With a last look at what he now thought of as the Wall of Shame, Vance steeled himself to go down to dinner. It wasn’t easy, not after looking at that damning proof. Christ, he couldn’t wait for this night to be over.

At the top of the stairs, he spied Layla on the landing below. Fitz was nowhere in sight, likely already in the dining room. As Vance took his first step, a tremendous noise from outside the house filled the foyer—the screech of brakes, a squealing slide, then the unmistakable crunch of metal meeting solid object.

Car crash.

Vance froze. His imagination? Had the sound been conjured from his memories and triggered by those photos? But even before his mind could filter the truth, instinct kicked in and he was flying downward. “Call 9-1-1,” he ordered Layla, who’d come to a halt. “Get Fitz, my dad, my uncle. We need blankets and a first-aid kit.”

Wide-eyed, she ran off.

The blood in his veins burned like ice as Vance stepped onto the front porch.
Oh, God.
The scene was straight out of a Driver’s Ed shock film. His heart slammed against his ribs as adrenaline surged through his system. The last time he’d faced blood and injuries, it had ended in death. Still, he raced across the courtyard and toward the road, cataloging details. Red pickup on its roof, resting against the trunk of a giant oak. Windshield shattered. Front end crumpled. At least one inside; no airbags deployed. Another unmoving figure was sprawled nearby, on the side of the road.

He dropped to the ground by the driver’s window. It was broken, too, the safety glass scattered like teardrops on the truck’s headliner. As he reached to turn off the ignition, he noted the driver was a teen boy—who appeared unconscious—with a seeping scalp wound. There was a teen girl on the passenger side, eyes closed and moaning.

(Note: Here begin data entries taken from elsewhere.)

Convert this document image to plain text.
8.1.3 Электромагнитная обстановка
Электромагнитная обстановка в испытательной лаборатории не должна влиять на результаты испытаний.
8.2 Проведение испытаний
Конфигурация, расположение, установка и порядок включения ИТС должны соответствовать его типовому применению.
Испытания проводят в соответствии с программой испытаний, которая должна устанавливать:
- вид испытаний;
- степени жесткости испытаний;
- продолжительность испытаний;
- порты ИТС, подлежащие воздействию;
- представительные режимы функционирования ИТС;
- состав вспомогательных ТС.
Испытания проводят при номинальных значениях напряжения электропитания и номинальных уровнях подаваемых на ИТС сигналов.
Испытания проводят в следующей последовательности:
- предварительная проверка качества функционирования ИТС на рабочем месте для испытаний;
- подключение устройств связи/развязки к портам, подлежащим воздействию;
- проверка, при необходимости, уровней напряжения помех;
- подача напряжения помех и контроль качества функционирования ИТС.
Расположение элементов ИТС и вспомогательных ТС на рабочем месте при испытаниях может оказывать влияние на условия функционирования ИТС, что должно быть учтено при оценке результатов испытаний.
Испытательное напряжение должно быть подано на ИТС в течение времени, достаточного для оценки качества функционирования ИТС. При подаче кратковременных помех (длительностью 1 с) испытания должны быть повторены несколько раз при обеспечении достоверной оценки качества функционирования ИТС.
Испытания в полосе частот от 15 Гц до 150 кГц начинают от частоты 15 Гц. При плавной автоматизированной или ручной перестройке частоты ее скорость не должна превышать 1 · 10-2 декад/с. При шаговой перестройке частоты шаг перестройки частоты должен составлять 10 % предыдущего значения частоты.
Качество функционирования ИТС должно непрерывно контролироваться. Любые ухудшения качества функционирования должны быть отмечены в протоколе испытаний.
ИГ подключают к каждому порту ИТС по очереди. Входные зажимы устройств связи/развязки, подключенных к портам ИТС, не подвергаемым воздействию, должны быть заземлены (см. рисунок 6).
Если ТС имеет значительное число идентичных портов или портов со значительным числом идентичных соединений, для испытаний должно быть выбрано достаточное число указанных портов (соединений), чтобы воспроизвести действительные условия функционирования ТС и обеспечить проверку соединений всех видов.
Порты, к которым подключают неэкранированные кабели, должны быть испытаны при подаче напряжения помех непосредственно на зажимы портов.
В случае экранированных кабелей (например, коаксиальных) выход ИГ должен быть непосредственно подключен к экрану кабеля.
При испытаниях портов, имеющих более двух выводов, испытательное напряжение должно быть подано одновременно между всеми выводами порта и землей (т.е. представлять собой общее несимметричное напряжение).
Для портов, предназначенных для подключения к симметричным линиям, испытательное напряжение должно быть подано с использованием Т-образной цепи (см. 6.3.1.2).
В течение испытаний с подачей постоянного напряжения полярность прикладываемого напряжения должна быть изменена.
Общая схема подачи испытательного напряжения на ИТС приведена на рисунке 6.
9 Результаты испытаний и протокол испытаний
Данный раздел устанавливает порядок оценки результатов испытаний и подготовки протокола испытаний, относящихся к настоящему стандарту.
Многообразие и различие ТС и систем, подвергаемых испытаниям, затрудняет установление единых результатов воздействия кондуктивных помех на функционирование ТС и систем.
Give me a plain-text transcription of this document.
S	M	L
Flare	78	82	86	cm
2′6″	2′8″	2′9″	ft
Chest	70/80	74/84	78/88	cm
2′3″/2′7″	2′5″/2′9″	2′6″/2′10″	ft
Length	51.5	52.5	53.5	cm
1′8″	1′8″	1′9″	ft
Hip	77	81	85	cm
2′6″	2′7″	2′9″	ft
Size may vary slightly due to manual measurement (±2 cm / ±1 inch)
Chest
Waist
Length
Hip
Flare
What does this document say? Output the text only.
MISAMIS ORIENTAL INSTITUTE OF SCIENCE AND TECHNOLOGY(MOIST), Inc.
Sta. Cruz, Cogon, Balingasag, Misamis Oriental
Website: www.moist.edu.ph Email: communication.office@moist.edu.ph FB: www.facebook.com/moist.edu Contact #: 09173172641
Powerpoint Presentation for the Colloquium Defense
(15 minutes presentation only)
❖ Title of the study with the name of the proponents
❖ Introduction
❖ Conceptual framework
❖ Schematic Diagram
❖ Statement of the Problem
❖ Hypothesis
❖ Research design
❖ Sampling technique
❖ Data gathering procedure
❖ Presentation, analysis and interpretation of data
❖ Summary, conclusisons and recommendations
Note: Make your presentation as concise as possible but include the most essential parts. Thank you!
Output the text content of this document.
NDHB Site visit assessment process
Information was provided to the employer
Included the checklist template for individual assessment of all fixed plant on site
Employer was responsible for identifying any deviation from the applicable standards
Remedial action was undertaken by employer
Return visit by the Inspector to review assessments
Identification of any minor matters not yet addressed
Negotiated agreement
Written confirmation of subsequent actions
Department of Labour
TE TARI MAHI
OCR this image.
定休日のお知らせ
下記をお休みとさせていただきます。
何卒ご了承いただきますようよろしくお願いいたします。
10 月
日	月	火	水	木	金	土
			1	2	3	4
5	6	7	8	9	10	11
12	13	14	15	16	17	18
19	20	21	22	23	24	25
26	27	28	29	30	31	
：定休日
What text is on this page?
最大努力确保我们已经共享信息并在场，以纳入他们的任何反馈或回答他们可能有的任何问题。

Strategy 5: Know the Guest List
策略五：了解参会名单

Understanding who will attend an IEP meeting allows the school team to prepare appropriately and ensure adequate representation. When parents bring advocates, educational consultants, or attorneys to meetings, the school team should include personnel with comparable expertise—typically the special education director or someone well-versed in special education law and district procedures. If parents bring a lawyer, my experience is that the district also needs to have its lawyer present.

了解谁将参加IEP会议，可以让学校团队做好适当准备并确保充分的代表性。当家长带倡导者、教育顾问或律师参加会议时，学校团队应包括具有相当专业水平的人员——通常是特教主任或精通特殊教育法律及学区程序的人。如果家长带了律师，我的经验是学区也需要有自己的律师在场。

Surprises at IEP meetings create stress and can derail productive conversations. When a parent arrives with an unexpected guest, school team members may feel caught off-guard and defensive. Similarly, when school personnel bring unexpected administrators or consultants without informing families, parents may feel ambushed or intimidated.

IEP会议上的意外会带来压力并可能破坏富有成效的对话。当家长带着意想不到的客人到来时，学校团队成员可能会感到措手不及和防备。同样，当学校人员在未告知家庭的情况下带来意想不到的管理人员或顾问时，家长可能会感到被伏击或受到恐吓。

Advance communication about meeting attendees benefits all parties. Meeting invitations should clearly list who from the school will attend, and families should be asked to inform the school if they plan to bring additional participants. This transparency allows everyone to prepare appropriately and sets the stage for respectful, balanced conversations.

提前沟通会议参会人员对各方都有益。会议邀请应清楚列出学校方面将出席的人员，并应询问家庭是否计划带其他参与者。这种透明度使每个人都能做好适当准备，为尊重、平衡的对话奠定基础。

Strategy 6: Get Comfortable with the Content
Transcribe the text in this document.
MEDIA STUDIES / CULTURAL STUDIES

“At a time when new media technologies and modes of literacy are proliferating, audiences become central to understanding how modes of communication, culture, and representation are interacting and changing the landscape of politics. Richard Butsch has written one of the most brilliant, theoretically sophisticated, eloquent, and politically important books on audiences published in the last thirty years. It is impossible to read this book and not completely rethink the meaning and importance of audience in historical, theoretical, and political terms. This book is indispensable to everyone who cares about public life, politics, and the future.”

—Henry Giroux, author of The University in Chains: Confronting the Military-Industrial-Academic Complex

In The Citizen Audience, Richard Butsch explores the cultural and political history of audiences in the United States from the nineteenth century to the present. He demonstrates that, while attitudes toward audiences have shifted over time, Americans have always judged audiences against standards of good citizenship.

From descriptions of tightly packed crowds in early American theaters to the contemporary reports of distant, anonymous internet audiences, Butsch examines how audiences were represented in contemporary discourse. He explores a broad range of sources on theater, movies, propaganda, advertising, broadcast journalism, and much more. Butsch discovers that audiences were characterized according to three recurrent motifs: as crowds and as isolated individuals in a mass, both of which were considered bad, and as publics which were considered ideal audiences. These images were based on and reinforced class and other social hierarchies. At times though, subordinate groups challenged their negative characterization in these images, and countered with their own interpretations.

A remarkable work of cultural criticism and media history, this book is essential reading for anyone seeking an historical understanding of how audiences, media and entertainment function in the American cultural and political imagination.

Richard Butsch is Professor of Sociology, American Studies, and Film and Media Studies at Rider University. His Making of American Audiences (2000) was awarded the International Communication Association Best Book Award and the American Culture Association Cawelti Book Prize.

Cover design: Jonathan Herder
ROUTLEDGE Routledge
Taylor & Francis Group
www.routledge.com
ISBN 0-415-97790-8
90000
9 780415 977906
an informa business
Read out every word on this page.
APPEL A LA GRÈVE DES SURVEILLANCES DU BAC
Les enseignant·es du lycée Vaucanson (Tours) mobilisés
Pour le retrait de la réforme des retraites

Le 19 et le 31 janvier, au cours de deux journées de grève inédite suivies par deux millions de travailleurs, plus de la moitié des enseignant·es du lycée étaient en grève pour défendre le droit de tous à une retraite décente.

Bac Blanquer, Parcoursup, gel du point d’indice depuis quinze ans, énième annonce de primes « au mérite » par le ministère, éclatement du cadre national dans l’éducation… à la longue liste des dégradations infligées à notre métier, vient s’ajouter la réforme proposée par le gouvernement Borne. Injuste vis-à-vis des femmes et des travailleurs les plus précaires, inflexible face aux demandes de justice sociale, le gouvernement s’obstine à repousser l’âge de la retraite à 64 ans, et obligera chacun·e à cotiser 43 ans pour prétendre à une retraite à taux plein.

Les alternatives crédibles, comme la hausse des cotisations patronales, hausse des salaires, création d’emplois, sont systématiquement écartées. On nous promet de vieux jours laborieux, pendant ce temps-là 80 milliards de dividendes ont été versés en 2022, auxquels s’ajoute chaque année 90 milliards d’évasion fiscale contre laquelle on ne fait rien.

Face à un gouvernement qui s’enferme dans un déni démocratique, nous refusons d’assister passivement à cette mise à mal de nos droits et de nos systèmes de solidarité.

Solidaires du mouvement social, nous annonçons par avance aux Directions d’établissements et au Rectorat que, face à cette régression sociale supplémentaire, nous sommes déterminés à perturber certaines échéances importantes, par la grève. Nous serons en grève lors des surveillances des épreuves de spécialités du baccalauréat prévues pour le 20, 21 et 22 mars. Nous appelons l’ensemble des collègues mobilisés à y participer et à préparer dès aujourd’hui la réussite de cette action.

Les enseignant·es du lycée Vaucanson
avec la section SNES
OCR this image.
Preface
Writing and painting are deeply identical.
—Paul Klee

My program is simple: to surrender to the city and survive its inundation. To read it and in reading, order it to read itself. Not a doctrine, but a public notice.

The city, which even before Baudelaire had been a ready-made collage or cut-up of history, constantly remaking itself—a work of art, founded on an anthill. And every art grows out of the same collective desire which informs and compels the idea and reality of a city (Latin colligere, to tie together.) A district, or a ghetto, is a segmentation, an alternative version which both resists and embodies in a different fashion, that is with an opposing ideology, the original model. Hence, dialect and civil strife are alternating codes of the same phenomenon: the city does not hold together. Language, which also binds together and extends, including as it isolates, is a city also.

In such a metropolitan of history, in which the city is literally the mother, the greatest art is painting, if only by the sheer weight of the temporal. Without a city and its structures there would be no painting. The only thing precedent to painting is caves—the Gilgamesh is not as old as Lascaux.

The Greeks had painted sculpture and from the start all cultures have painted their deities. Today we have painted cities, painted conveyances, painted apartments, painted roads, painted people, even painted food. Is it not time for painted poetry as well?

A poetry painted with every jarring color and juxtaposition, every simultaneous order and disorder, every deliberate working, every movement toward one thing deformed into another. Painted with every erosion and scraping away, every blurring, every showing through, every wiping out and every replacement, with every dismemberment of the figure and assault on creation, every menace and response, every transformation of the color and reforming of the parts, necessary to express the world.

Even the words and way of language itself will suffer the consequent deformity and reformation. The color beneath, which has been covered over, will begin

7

In his peripheral vision, he saw Fitz and his father approach at a run. “You two need to divert any oncoming traffic,” he said, and leaped to his feet to rush toward the body lying on the ground. Another teenager, male, face pale, though his eyes were open and slowly blinking at the sky overhead. Vance knelt down. “Hey,” he said, his voice gentle. “I’m Vance, I’m going to help you.”

When the kid didn’t acknowledge him, Vance tapped him lightly on the shoulder. “I’m Vance,” he said again. “How many were in the truck?”

This time, the boy’s eyes shifted to his face and he started blinking rapidly. “Wha—?”

“You’ve been in an accident. How many were in the truck?” He needed to know if there might be other injured persons unaccounted for.

“Th-three,” the kid said. “Where’s...?”

At that moment, Uncle Roy appeared at his elbow, blanket in hand. “Great,” Vance said. “Cover him, will you? And find a way to elevate his legs. He’s in shock.”